DDoS攻撃(Distributed Denial of Service attack/分散型サービス拒否攻撃)とは、数あるサイバー攻撃のうちの1つで、読み方は「ディードス攻撃」です。悪意のある第三者が他社のコンピュータなどを踏み台にし(利用して)、ウェブサイトやサーバーなどに大量のデータを送り付け、負荷をかけることでウェブサイトやサーバーなどを停止または遅延させる攻撃です。この攻撃によって、一時的にウェブサイトへのアクセスができなくなったりネットワークの遅延が起こるなどの被害を受けます。
その際に、攻撃者と関連性のない機器が踏み台とされて(利用されて)攻撃するため、真犯人の特定が難しいという特徴があります。

DDoS攻撃とDoS攻撃の違いは?

DDoS攻撃とよく似た呼び名のサイバー攻撃に、DoS攻撃(ドス攻撃、Denial of Service attack/サービス負荷攻撃)があります。このDoS攻撃とDDoS攻撃は、どのような点が異なるのでしょうか。

DDoS攻撃とDoS攻撃の違いは?

2つの違いは、攻撃を仕掛ける機器の台数です。
DoS攻撃は、サイバー犯が1台の機器で対象となるウェブサイトやサーバーに過剰な負荷をかける攻撃です。それに対しDDoS攻撃は、複数台の機器を踏み台にして(利用して)さらに大規模な攻撃を行うものです。つまりDDoS攻撃は、DoS攻撃がより巧妙化し悪質化したものと考えてよいでしょう。

DDoS攻撃を行う理由

犯人がDDoS攻撃を実行する理由は、その状況や経緯によってさまざまです。しかし一般的には、以下のような動機のもとに行われているとみられています。

  • 個人的な恨みや嫌悪による嫌がらせ
  • 悪質ないたずらや愉快犯(他人を困らせたり混乱させたりして楽しむ犯行)
  • 金銭の要求
  • 何らかの目的に基づく脅迫
  • 見解や思想が相容れないことに対する抗議の表明 など

DDoSはなぜ防ぐことが困難なのか

誰もが知るような大手企業でもDDoS攻撃によるサービス停止のニュースを見かけることがあります。DDoS攻撃を防ぐことが困難な理由は何でしょうか。
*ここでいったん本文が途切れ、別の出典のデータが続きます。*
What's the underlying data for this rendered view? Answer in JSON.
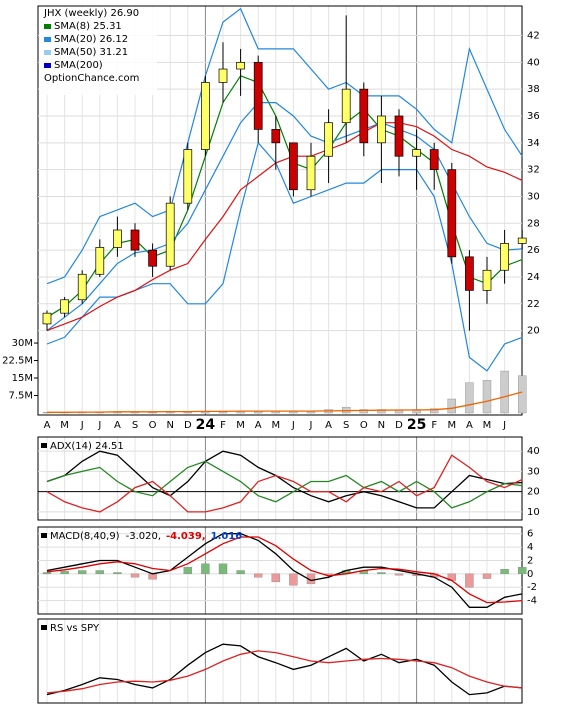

正当なトラフィックと悪意のあるトラフィックの区別が困難

通常のユーザーがウェブサイトにアクセスする際の通信と、DDoS攻撃による通信は、技術的には非常によく似ています。たとえば、通常のユーザーが商品を閲覧するために商品ページにアクセスする場合と、攻撃者が同じページに大量のリクエストを送信する場合、そのトラフィックパターンは非常に類似しています。IPアドレスによるブロックを試みても、攻撃者は多数の異なるIPアドレスを使用するため、正常なユーザーまで巻き込んでしまう可能性が高くなります。また、高度な攻撃では人間の行動を模倣するAIを使用することもあり、この識別をさらに困難にしています。

攻撃の規模と分散性

現代のDDoS攻撃は、世界中に分散された数千から数十万台のコンピューターを同時に使用します。これらのコンピューターの多くは、マルウェアに感染した一般ユーザーのPCやIoTデバイスです。例えば、防犯カメラやルーター、スマート家電などが知らぬ間に攻撃に利用されることがあります。各デバイスは異なる場所から、異なるタイミングで、様々な種類の攻撃を仕掛けてきます。このように地理的にも時間的にも分散された攻撃に対して、すべての攻撃元を特定してブロックすることは事実上不可能です。

攻撃手法の進化

攻撃者は常に新しい手法を開発し、既存の防御システムを回避しようとしています。例えば、HTTPやHTTPSの正当な通信を装った攻撃(Layer 7攻撃)は、通常の暗号化通信と見分けがつきにくく、従来のファイアウォールでは検出が困難です。また、DNSアンプ攻撃のような手法では、小さなリクエストで大量の応答を生成させることで、効率的に標的のリソースを枯渇させることができます。さらに、複数の攻撃手法を組み合わせたハイブリッド攻撃も増加しており、単一の対策では防ぎきれない状況になっています。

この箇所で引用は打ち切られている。